Make compliance simple
Compliance is sometimes considered a ‘necessary evil’ by niche providers looking to make headway in growing their businesses. While all but a few bad eggs in this sector have always sought to comply fully with regulation, compliance has at times placed a significant burden on smaller businesses, perhaps even more so than their larger competitors. In VETtrak’s Voice of VET report, 36% of RTO providers identified compliance as their number one administrative or business challenge last year, which made it nearly four times as great a challenge as staffing their business.
The answer is to ensure compliance is systematised and automated as much as possible so you can focus on growing your business and delivering value to students. Rather than getting bogged down in paperwork, box-ticking and red tape, outsourcing tasks like compliance to a student management system like VETtrak frees up time for educators. It also allows them to realise other value-adds of software designed for their market alone, so they can focus on growing into the future.
- Did you know? Compliance reporting (54%) and enrolment records management (52%) are the two top drivers of student management system choice among RTOs, according to VETtrak’s Voice of VET report. This is followed by Awards / Certificates / SOA record management (40%), security (33%), and management reporting (31%). Enrolment records management is the functionality that is most valued by RTOs (37%), followed by compliance reporting (29%). Access the Voice of VET report for more.
Look ahead, not behind
Students of today and tomorrow expect niche providers to be leading thinkers and guides in their chosen education niche. Rather than getting too caught up with working ‘in the business’ – the day-to-day business management, the compliance, the marketing and the teaching and training that is all very necessary to sustaining and growing an RTO – providers will increasingly need to work ‘on the business’ by getting on top and ahead of the expected trends in their industry over coming years, while guiding students themselves through these changes. By demonstrating an understanding of what’s on the horizon and a willingness to change, providers identify themselves to their students as places that will equip them with the necessary skills needed for tomorrow, not just today.
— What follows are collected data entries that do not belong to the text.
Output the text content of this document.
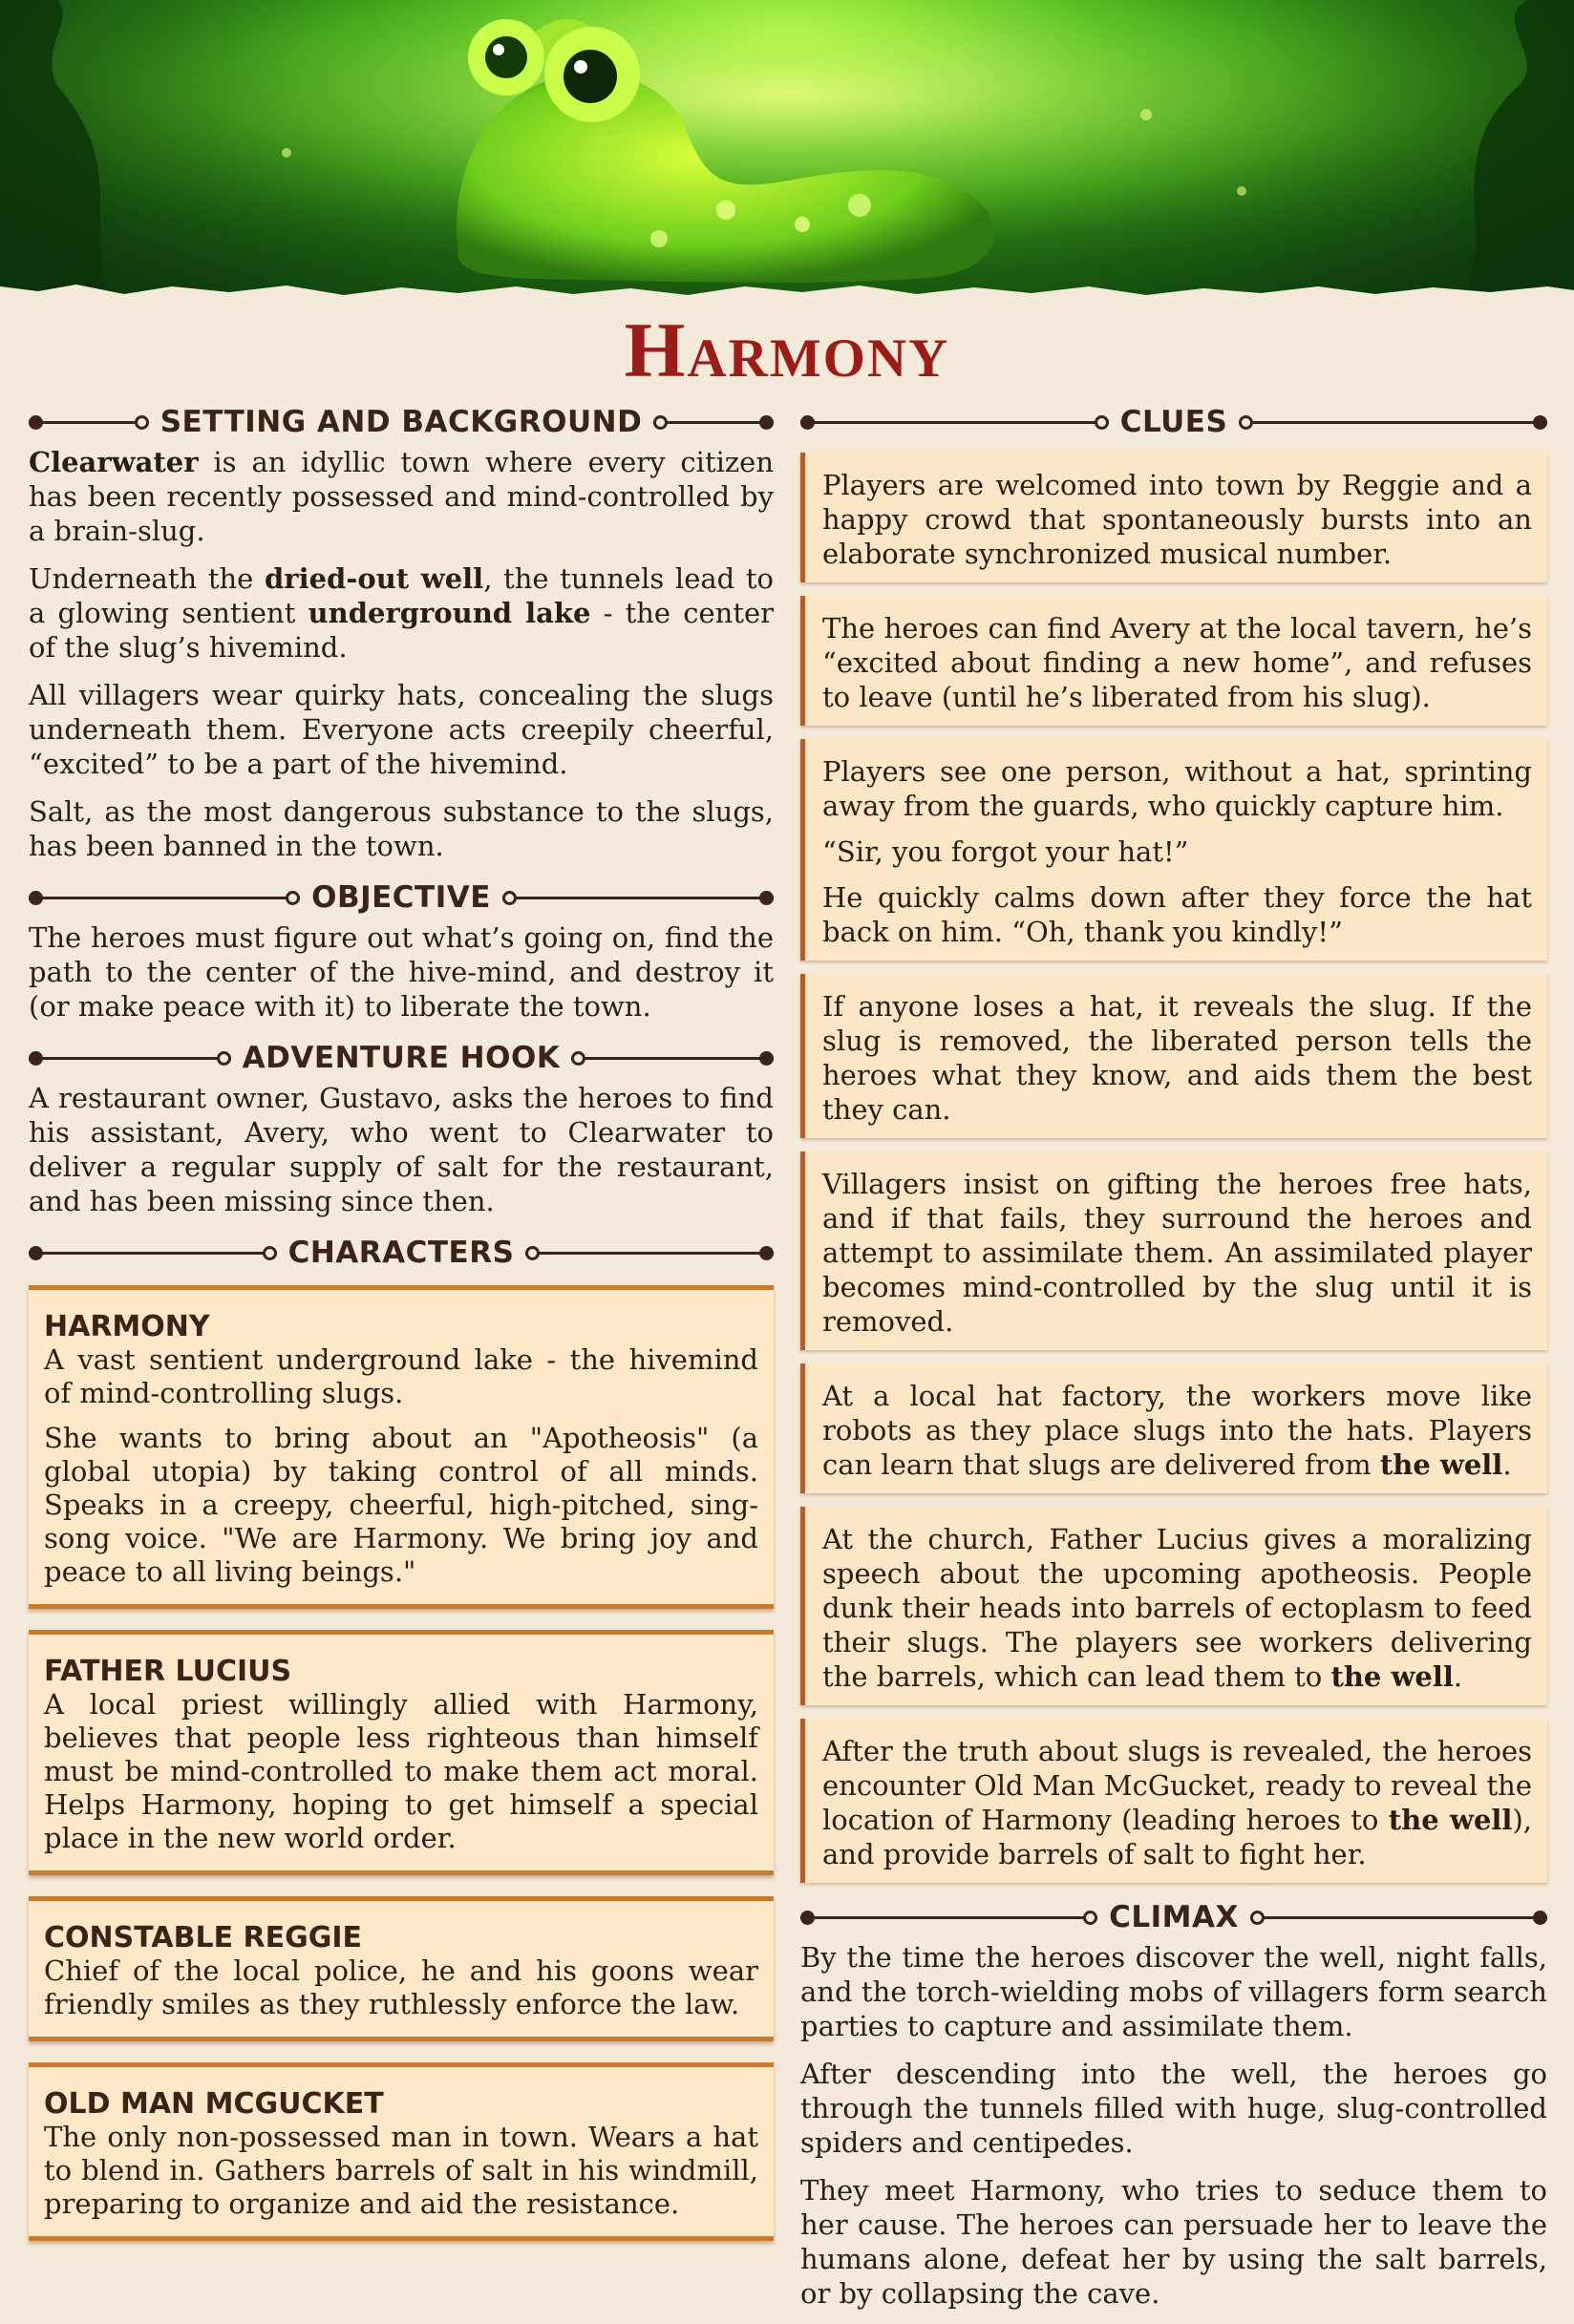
Harmony
SETTING AND BACKGROUND

Clearwater is an idyllic town where every citizen has been recently possessed and mind-controlled by a brain-slug.

Underneath the dried-out well, the tunnels lead to a glowing sentient underground lake - the center of the slug’s hivemind.

All villagers wear quirky hats, concealing the slugs underneath them. Everyone acts creepily cheerful, “excited” to be a part of the hivemind.

Salt, as the most dangerous substance to the slugs, has been banned in the town.

OBJECTIVE

The heroes must figure out what’s going on, find the path to the center of the hive-mind, and destroy it (or make peace with it) to liberate the town.

ADVENTURE HOOK

A restaurant owner, Gustavo, asks the heroes to find his assistant, Avery, who went to Clearwater to deliver a regular supply of salt for the restaurant, and has been missing since then.

CHARACTERS
HARMONY

A vast sentient underground lake - the hivemind of mind-controlling slugs.

She wants to bring about an "Apotheosis" (a global utopia) by taking control of all minds. Speaks in a creepy, cheerful, high-pitched, sing-song voice. "We are Harmony. We bring joy and peace to all living beings."

FATHER LUCIUS

A local priest willingly allied with Harmony, believes that people less righteous than himself must be mind-controlled to make them act moral. Helps Harmony, hoping to get himself a special place in the new world order.

CONSTABLE REGGIE

Chief of the local police, he and his goons wear friendly smiles as they ruthlessly enforce the law.

OLD MAN MCGUCKET

The only non-possessed man in town. Wears a hat to blend in. Gathers barrels of salt in his windmill, preparing to organize and aid the resistance.

CLUES

Players are welcomed into town by Reggie and a happy crowd that spontaneously bursts into an elaborate synchronized musical number.

The heroes can find Avery at the local tavern, he’s “excited about finding a new home”, and refuses to leave (until he’s liberated from his slug).

Players see one person, without a hat, sprinting away from the guards, who quickly capture him.

“Sir, you forgot your hat!”

He quickly calms down after they force the hat back on him. “Oh, thank you kindly!”

If anyone loses a hat, it reveals the slug. If the slug is removed, the liberated person tells the heroes what they know, and aids them the best they can.

Villagers insist on gifting the heroes free hats, and if that fails, they surround the heroes and attempt to assimilate them. An assimilated player becomes mind-controlled by the slug until it is removed.

At a local hat factory, the workers move like robots as they place slugs into the hats. Players can learn that slugs are delivered from the well.

At the church, Father Lucius gives a moralizing speech about the upcoming apotheosis. People dunk their heads into barrels of ectoplasm to feed their slugs. The players see workers delivering the barrels, which can lead them to the well.

After the truth about slugs is revealed, the heroes encounter Old Man McGucket, ready to reveal the location of Harmony (leading heroes to the well), and provide barrels of salt to fight her.

CLIMAX

By the time the heroes discover the well, night falls, and the torch-wielding mobs of villagers form search parties to capture and assimilate them.

After descending into the well, the heroes go through the tunnels filled with huge, slug-controlled spiders and centipedes.

They meet Harmony, who tries to seduce them to her cause. The heroes can persuade her to leave the humans alone, defeat her by using the salt barrels, or by collapsing the cave.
- Did you know? In NCVER’s Fourth Industrial Revolution report released in 2018 VET providers were warned that disruptive technologies were influencing the demand for both technical and soft skills in many occupations, and would lead to some skills being in decline and others in higher demand. While the impact of disruptive technologies on firms were predicted to differ depending on their size, stage of development and their capability and capacity to innovate, there was a consensus tertiary educators needed to adapt towards a labor force that prioritised innovation and creativity.